Years later, Joe bought a new tractor, a big blue New Holland, and sometimes, instead of driving his old Honda four-wheeler up to visit, he’d bring that tractor instead. He loved it so much that a picture of it is today engraved on his headstone.

As Joe aged, his health declined. Dad stopped by to see him one evening, and Joe came out, barley walking. Dad asked him ‘What are you doing, Joe?’ He laughed a bit and said ‘Oh, trying to die, I guess!’

I remember dad and me, standing in the woods near our house that overlooked Joe’s home at Vendor, that fateful day, January 27, 2008. We heard the ambulance coming down the creek and knew that Joe’s time had come.

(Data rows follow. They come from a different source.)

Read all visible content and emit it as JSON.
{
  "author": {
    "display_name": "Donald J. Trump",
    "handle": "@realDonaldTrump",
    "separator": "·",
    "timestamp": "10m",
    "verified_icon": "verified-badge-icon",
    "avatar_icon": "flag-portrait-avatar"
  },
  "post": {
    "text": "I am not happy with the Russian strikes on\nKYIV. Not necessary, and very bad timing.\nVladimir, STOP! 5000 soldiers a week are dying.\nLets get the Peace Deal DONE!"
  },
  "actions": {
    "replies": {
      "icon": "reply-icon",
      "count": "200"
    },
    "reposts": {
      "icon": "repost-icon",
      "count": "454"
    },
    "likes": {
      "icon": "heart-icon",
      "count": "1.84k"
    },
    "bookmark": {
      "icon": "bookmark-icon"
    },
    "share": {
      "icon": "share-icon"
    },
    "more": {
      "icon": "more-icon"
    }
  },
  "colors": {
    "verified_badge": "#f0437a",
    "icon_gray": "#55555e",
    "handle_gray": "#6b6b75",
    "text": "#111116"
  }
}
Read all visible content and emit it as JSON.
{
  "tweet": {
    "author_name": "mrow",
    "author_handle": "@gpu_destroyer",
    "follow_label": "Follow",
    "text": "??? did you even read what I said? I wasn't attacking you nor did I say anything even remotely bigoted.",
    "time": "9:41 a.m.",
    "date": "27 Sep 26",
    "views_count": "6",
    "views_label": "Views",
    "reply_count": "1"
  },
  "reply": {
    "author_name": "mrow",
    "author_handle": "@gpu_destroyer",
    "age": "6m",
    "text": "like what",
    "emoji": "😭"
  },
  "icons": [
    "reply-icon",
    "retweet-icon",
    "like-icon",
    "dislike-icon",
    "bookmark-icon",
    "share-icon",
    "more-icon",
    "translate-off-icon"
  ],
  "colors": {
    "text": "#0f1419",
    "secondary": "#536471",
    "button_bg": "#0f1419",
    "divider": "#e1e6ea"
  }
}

We lost not only a neighbor that day, but a best friend, a great-uncle, and an all-around good ol’ boy that could never be replaced.

These short essays I type up do poor justice to the great people that inspired them, but I feel I have to do my part to try and tell just how great they were, and Joe was an amazing person.

I ask you again in this: remember your people, reach out to them while you still can.

I would give anything to see Joe Kenneth coming up the driveway on that old four-wheeler, his hat on and a big grin breaking out as he neared us, knowing that he was about to get into some ‘meanness!’

Tell your people’s stories, while you still can.

Travis Holt

Travis Holt is an independent farmer and historian in Arkansas.